Violet’s eyes widened with concern and she moved out of the entrance. “Of course. Come on in.” She led the way to the small kitchen where the mouth-watering smell of chocolate chip cookies greeted me. A mixing bowl sat on her tiny kitchen island, along with a cooling rack covered in a fresh batch of cookies.
I perched on a bar stool in front of the island and snatched a cookie so fresh that it folded over as I lifted it from the rack.
“Want some sweet tea?”
“Mmmhmm.” I mumbled through a mouth full of cookie.

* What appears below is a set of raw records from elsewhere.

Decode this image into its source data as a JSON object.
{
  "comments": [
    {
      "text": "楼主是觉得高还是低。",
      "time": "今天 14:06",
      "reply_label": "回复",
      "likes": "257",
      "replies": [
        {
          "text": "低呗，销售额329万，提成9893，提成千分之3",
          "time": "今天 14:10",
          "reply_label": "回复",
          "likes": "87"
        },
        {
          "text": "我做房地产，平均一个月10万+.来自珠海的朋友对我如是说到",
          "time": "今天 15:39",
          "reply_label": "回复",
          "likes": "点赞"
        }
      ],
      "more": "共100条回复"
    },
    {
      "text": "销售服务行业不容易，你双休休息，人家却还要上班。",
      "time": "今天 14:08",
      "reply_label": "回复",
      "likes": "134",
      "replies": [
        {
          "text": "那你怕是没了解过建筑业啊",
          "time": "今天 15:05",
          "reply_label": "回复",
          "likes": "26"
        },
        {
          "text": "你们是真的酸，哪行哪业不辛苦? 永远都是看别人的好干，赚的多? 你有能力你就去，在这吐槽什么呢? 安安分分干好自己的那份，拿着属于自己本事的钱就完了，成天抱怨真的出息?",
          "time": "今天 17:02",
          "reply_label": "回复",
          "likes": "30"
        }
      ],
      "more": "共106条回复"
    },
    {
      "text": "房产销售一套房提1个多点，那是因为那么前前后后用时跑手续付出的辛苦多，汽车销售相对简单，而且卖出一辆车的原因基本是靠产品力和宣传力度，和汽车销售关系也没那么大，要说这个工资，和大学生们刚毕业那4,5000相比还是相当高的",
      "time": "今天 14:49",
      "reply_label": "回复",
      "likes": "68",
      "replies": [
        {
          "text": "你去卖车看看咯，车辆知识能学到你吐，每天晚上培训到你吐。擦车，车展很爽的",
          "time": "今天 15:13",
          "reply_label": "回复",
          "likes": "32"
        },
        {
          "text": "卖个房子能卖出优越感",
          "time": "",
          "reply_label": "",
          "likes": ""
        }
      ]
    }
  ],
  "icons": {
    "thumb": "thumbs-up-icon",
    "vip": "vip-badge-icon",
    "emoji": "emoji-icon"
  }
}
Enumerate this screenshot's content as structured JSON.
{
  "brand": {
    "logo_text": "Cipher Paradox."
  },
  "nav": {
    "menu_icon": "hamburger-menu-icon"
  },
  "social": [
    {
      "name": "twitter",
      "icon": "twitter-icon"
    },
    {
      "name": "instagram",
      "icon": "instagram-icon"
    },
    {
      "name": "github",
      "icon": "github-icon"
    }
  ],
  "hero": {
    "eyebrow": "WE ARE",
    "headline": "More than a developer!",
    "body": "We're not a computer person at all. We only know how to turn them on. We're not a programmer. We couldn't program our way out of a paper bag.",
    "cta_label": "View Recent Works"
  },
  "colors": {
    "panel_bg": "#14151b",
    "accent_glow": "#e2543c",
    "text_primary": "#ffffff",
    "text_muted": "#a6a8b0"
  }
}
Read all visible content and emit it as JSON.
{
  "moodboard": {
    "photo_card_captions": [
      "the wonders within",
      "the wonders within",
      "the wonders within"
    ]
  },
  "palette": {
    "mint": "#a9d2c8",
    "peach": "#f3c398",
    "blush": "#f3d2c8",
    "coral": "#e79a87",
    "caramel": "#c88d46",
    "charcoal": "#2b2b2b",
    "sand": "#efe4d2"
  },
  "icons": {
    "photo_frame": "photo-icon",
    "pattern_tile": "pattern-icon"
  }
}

Violet poured us both a glass and sat on a stool. She sipped her tea as she watched me over the top of her cup, waiting. I loved that about Violet. While Momma was always quick to snap and drag every piece of information out of me, Violet was content to wait.
I set my tea on the counter, careful not to let the sweat-covered glass slip through my fingers.
“Violet, do you remember me ever having visions of anything bad?”
Violet scrunched her nose. “Bad? You mean like the time you told Miss Fannie her husband was sleeping with her best friend?”
“Or the time you told Bud Fenton his business partner was cheating on the books?”
“Or….” Her eyes widened in terror, “when you told Momma that Ima Jean was going to win first place in the pie contest at the Fenton County Fair?” Violet shook her head at the memory. Then she nodded, raising her eyebrows. “That was a bad one.”
I shuddered. Up until that year, Momma had always won the pie contest at the Fenton County Fair. She never forgave me for it. “No,” I hesitated and sipped my tea. “Worse.”
Violet appeared stumped as she tried to reason what could be worse than taking away Momma’s blue ribbon. She waited.
I cleared my throat. “Um, today I saw a vision about me.” I paused, letting the full weight of it settle in the room.